De schrijver van het boek, F. Bordewijk, is geboren op 10 oktober 1884 in Den Haag. Toen hij werd geboren, heette hij Ferdinand Johan Wilhelm Christiaan Karel Emil Bordewijk. Omdat dit te lang was, liet hij dit wijzigen naar Ferdinand Bordewijk. Hij studeerde rechten aan de Rijksuniversiteit te Leiden en werd advocaat. In 1914 trouwt hij met Johanna S.H. Roepman en zij krijgen een zoon en een dochter. Johanna is bekend als componiste. Onder het pseudoniem Ton Ven, schrijft hij in 1916 de gedichtbundel Paddenstoelen. Door het bombardement in 1940, waren zijn bezittingen vernield en moest hij verhuizen. Tijdens de Tweede Wereld Oorlog, schreef hij vooral literaire kritieken in het Utrechts Nieuwsblad. Later begon hij met het schrijven van romans en novellen. In 1953 ontving hij de P.C. Hooft-prijs voor Studiën in volksstructuur en De doopvont. In 1965 overleed hij in zijn geboortestad.
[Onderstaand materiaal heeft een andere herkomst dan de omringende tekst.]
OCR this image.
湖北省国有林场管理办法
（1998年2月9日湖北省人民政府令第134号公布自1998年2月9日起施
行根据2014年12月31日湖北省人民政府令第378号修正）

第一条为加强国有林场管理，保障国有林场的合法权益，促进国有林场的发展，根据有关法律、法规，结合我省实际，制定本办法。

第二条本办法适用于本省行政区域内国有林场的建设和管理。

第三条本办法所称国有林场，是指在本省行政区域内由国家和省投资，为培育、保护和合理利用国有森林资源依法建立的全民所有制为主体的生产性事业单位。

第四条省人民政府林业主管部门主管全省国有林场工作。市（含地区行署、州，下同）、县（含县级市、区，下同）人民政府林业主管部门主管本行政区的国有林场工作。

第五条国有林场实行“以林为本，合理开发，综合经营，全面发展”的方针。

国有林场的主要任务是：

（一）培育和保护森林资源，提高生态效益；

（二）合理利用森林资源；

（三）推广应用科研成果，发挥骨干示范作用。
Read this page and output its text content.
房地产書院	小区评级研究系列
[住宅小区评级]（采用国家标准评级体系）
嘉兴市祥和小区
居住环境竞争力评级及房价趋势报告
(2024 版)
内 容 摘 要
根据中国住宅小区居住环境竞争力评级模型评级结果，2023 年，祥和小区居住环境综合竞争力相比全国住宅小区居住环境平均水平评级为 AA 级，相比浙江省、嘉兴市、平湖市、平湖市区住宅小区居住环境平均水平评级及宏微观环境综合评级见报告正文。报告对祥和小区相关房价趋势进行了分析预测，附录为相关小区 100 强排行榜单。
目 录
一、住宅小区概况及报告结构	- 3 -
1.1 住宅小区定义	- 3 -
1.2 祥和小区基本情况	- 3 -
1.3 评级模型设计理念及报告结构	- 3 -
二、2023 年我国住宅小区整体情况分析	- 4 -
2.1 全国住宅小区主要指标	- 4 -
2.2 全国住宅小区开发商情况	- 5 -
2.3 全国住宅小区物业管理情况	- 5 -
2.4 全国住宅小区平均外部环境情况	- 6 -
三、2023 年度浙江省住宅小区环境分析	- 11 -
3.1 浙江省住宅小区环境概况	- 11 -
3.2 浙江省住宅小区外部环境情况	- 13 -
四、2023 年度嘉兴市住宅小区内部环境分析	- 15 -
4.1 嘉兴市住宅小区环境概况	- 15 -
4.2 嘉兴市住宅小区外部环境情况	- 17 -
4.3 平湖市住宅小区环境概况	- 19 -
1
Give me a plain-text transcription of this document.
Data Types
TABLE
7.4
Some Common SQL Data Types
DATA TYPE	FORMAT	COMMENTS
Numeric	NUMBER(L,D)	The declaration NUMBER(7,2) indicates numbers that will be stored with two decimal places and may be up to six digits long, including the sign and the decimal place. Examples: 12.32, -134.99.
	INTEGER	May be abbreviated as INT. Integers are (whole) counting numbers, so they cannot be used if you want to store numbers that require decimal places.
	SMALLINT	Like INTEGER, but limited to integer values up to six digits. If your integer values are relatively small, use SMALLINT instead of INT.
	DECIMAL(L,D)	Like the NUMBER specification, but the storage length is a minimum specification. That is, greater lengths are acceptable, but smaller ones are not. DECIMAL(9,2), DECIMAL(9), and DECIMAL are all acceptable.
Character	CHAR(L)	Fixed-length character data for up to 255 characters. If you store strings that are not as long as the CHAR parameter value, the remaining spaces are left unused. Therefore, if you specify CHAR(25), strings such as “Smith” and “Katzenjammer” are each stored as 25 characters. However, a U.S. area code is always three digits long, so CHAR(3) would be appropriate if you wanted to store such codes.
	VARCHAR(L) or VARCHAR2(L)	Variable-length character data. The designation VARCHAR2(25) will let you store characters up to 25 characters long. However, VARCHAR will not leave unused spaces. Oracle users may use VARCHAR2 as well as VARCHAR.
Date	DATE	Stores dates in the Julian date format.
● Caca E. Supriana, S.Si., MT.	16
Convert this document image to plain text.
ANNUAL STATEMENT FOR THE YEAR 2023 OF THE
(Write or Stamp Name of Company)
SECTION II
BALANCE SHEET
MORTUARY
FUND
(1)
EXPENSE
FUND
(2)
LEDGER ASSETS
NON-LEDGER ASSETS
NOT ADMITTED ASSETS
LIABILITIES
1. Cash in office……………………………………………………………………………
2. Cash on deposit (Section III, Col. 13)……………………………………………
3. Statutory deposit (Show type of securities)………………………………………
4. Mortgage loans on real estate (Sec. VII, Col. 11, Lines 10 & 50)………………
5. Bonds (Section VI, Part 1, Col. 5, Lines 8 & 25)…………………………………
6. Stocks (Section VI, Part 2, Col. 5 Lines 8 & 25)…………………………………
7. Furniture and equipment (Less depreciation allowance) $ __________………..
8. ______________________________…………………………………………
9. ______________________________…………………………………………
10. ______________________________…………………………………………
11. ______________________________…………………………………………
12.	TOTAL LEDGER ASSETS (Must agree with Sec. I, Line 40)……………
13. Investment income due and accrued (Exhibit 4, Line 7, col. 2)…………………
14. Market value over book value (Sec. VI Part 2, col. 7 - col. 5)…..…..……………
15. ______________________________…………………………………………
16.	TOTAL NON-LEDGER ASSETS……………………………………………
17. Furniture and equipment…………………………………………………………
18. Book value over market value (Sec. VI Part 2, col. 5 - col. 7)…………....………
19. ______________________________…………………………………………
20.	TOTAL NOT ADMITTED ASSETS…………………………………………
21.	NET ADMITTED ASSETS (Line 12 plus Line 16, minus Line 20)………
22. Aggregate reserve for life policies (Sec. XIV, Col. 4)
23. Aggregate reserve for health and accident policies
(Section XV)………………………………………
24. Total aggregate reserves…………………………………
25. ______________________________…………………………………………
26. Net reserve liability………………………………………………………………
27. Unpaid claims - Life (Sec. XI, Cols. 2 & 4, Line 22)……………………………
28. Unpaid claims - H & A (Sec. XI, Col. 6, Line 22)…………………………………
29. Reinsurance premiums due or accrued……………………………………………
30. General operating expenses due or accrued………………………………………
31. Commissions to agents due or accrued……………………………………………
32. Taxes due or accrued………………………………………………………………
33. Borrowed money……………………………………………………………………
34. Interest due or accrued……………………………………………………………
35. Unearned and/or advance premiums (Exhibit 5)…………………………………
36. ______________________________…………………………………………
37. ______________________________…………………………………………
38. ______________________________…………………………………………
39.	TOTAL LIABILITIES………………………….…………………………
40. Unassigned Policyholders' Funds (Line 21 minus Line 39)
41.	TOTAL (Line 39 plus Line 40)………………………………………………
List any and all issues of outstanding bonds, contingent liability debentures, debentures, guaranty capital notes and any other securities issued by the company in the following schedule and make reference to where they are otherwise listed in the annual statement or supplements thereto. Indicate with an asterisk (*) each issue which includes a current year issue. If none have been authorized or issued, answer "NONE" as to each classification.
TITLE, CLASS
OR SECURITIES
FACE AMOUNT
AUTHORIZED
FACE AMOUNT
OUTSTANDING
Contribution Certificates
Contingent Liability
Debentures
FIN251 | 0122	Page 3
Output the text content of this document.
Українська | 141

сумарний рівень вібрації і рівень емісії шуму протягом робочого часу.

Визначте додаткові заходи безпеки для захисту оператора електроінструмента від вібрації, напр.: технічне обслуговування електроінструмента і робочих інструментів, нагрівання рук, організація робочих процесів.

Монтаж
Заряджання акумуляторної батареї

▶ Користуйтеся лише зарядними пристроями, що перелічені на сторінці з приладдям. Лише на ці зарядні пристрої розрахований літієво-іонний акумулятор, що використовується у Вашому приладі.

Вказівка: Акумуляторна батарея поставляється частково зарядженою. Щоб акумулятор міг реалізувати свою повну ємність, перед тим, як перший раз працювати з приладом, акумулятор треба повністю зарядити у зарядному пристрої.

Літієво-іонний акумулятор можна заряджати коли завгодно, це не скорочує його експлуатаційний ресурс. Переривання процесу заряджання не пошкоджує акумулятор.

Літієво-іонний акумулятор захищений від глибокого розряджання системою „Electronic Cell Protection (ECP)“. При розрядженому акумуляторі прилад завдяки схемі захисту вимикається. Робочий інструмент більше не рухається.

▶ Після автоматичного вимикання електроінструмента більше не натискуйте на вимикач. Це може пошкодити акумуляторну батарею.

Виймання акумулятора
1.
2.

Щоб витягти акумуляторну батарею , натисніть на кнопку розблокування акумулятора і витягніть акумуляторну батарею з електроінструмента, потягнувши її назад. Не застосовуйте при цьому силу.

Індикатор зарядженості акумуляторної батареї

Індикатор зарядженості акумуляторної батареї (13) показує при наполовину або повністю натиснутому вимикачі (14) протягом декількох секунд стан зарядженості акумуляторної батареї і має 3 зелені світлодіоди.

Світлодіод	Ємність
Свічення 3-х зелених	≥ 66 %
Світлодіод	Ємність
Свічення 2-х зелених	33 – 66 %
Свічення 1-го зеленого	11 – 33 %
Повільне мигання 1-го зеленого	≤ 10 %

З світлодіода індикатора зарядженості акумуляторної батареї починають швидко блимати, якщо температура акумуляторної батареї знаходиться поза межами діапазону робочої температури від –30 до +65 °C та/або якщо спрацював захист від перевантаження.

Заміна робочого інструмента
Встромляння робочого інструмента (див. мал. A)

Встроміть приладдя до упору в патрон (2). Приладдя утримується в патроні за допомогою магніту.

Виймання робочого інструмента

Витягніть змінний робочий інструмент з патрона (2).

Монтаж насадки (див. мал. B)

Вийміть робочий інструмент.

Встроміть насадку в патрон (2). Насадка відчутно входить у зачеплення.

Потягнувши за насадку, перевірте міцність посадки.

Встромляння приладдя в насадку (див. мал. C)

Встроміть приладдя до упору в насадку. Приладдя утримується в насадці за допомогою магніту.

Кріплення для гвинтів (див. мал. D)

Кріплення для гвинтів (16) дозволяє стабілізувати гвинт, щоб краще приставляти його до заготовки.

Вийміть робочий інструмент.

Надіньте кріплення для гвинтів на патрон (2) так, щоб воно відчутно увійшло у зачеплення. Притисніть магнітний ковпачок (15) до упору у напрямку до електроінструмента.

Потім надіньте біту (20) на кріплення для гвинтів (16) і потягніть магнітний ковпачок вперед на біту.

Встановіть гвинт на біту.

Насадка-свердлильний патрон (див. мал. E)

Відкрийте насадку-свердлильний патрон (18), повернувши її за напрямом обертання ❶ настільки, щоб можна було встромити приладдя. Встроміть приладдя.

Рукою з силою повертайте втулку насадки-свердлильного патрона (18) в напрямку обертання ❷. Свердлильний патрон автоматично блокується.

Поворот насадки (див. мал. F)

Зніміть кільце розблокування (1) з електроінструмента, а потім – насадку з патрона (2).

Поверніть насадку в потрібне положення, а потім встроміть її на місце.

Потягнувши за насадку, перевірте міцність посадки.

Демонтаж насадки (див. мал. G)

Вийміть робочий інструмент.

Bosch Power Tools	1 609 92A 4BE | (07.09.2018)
Het boek is geschreven tussen de twee Wereld Oorlogen in. In die tijd was het normaal dat de man werkte en dat de vrouw thuis voor het huishouden en de kinderen zorgde. Het was vanzelfsprekend dat zwangere vrouwen getrouwd waren en niet zouden scheiden. Men ging er dus ook vanuit dat de gebaarde kinderen de achternaam van hun vader droegen. Je kunt goed zien dat het boek in deze tijd is geschreven.





Geachte J. Katadreuffe,                                                                                       Zeist, den 9 januari 1940

Ik ben op de hoogte van uw situatie. U kunt geen advocaat worden, omdat het taboe is dat u uw moeders achternaam draagt. Hier zijn een aantal vrienden van mij en ik het niet mee eens. Wij zijn van mening dat u een eerlijke kans verdient. Het is niet uw fout dat uw moeder ongehuwd was toen zij zwanger van u was.

Zoals u misschien al weet, verheerlijk ik de hartstochtelijk levende, wilskrachtige persoonlijkheid. Ook u heeft deze persoonlijkheid. U blijft proberen advocaat te worden. U volgt zelfs een zelfstudie. Mijn kamerraden en ik hebben hier veel respect voor. Sinds korte tijd ben ik tegen het fascisme. Niet alleen op grote schaal, maar ook op kleine schaal, zoals bij u het geval is.
Graag wil ik u helpen met uw droom werkelijkheid te maken. Ik wil u financieel steunen, zodat u uw schulden kunt aflossen en een nieuwe start kunt maken. Aangezien ik veel macht heb, zou ik een betoog kunnen schrijven over uw situatie en dat u een beter leven verdient. Hopelijk zullen velen het lezen en u vervolgens helpen. U verdient namelijk zoveel beter dan elke keer failliet te gaan.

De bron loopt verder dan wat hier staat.